In the same release, Mr. Williams expressed his “heartfelt condolences to the family and friends of Anne Bryan, Roseline Conteh, Borbor Davis, Kimberly Finnegan, Juanita Harmin and Mary Simpson,” the six people killed when a building housing a hoagie shop and apartments gave way and crushed the adjoining Goodwill Thrift Store. Two of them were employees of the store and four were customers shopping when the building was flattened.
“The tragic circumstances of last week have robbed the city of six amazing Philadelphians,” Mr. Williams said. Over the past few days we have learned about how Anne, Roseline, Borbor, Kimberly, Juanita and Mary touched so lives on a daily basis and the city is truly a little bit darker today now that they are gone.”
The AP reported that a heavy equipment operator Sean Benschop, an employee of contractor Griffin Campbell, who was hired to demolish the four-story building, faces six counts of involuntary manslaughter, 13 counts of reckless endangerment, and one count of risking a catastrophe. He is being held without bail pending a hearing on June 26.
“While some may be held responsible in civil court, the role of the grand jury will be to hear from witnesses, to gather documents, to gather information and to then determine if anyone (else) should be held criminally responsible,” Mr. Williams told the AP.

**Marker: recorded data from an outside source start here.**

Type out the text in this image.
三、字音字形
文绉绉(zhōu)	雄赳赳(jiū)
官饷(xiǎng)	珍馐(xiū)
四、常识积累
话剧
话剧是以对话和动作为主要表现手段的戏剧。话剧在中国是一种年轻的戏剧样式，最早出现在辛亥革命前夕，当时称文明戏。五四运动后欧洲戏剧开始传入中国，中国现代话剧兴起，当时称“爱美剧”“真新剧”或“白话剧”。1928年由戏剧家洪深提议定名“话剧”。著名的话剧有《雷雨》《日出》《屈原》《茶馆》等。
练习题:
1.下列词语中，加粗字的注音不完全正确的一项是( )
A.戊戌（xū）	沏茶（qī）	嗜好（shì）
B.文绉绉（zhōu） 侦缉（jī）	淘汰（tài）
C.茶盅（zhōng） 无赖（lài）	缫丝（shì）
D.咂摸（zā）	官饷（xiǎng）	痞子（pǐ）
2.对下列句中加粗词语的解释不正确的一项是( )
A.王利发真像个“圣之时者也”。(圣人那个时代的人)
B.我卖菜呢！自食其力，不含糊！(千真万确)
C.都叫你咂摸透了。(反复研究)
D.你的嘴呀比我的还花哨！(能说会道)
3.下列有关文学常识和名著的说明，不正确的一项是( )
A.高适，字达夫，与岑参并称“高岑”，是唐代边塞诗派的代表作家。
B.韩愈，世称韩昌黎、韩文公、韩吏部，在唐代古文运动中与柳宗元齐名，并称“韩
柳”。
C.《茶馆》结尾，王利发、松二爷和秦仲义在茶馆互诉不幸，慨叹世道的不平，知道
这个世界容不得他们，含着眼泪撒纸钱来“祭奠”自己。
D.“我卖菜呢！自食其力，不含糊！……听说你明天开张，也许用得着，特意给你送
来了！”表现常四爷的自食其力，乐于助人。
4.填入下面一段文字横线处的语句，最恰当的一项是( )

The AP also reported that Philadelphia has a history of unsafe construction that prioritizes cost at the expense of safety.
“There is an underground economy that’s grown up as a result of the issue relative to the cost of construction,” said Philadelphia councilman Jim Kenney. “The cost of the construction should not trump safety.”
Mr. Kenney told the AP that the city needed “better coordination between the building inspectors and the revenue department,” which could help “track down these unscrupulous and unlicensed and non-tax-paying entities.”
One person who survived the collapse, identified by the AP as Felicia Hill, has filed a civil lawsuit. More lawsuits are expected to be filed in the coming days and weeks. Two of the 13 injured people remain in the hospital with serious injuries.
Pictured above, a Google Earth image shows the affected buildings prior to the disastrous collapse.